I've been feeling sad over the recent passing away of Mr Lee Kuan Yew. Since Monday, I've been asking myself why I feel sad but why I don't feel as sad as other people. I also didn't really want to write about all the great things that he did, not because I disliked him but because I didn't know him.  When I was in Lower Primary, he had already stepped down as the Prime Minister. I knew him as the former prime minister of Singapore in name, and that is all.

As I read about and saw streams of people going down to the Parliament House to pay respects to him, my heart moved but my feet didn't and I wondered why. With social media, there were countless articles and videos circulating around, some moved me to tears but yet I was still not moved to wanting to join the queue to pay my respects.

Not until when increasingly more 'common folks' were uploading their personal photos of Mr Lee and sharing about their encounters with the man himself - My friend whose grandfather talked about Mr Lee when he was a young boy, the lady who met a taxi driver whom Mr Lee helped during the Meet-the-People's Session... I wanted to go down.

So I asked myself why - it was for my family, my children. 

My mother belonged to the Pioneer Generation, but she has never spoken much to me about politics before nor can I remember her talking about Mr Lee Kuan Yew. In school, I wasn't interested in politics too and couldn't care less to read much. As a youth, I was disengaged, indifferent. Only when I had a chance to vote recently, then I started finding out more.

The first thing that came to my mind was,  "Wouldn't my children be too young to understand anyway? Nat is 4 and Noe is only 1."

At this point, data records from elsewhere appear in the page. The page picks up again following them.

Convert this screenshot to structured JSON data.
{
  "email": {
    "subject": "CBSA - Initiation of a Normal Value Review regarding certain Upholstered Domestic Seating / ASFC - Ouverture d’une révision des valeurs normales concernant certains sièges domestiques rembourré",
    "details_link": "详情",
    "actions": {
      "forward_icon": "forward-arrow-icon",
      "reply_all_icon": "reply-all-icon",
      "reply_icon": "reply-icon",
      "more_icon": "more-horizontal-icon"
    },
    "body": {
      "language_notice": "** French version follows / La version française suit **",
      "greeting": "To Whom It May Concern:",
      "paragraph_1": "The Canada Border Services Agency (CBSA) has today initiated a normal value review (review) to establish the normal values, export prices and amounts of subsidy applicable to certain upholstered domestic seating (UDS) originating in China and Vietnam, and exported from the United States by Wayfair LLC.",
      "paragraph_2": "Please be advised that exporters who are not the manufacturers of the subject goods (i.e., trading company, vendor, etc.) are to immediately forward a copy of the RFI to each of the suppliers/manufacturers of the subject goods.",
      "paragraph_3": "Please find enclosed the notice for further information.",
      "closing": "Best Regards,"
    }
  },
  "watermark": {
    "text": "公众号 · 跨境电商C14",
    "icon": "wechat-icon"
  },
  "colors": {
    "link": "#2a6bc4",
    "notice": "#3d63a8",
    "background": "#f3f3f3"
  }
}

And then I realised that paying my respects to Mr Lee, wasn't about making them understand, it was to capture a moment to remember that's important in the history of Singapore, to record an experience down in pictures or writing so that we can then later on reflect on it together as a family, when the children are older. And as the husband reminded me, we uphold the value of honour as we honour him. Whether or not we agree with his methods, is a different matter altogether, and a debate for another day.

Too bad this realisation of mine came too late. Today, the queues were too long and members of the public were strongly advised not to go down. In the end, we decided to head down to one of the satellite sites instead. I did a mini-activity with Nat before we entered the site so as to create in him some awareness of who Mr Lee Kuan Yew was. I told him some basic stuff and he started off colouring a picture of parliament house (drawn by Evacomics). Then he was made to hunt for 'treasures' along the way as he decoded 4 words with ancient Egyptian hieroglyphics. The 4 words were 'tree', 'water', 'train', 'house' and I explained to him that Mr Lee envisioned of all these for Singapore. Finally we got down to writing a 'thank you' note.

a moment to remember

At the satellite site, It was interesting that after he placed the thank you card at the front, Nat was very captivated by the one of Mr Lee's speeches on the big screen, it was at the moment when Mr Lee was declaring "Merdeka!" He kept asking me if Mr Lee was Prime Minister already and then was clearly upset when the screen switched to the news instead. He said he wanted to watch more of Mr Lee, and not the news and advertisements. I was happy with his response but also happy to go off because his little sister was going to start running all over the place if we didn't leave soon. 

a moment to remember

My hope is that when they are older, Nat and Noe will look at the photos we took and read what I wrote here, about what we did together today in this historical moment. And then they will share these memories with their own children. The memories we build as a family, as a nation, are important for the future generation to learn and gain strength from.

Thank you Mr Lee Kuan Yew, for these memories.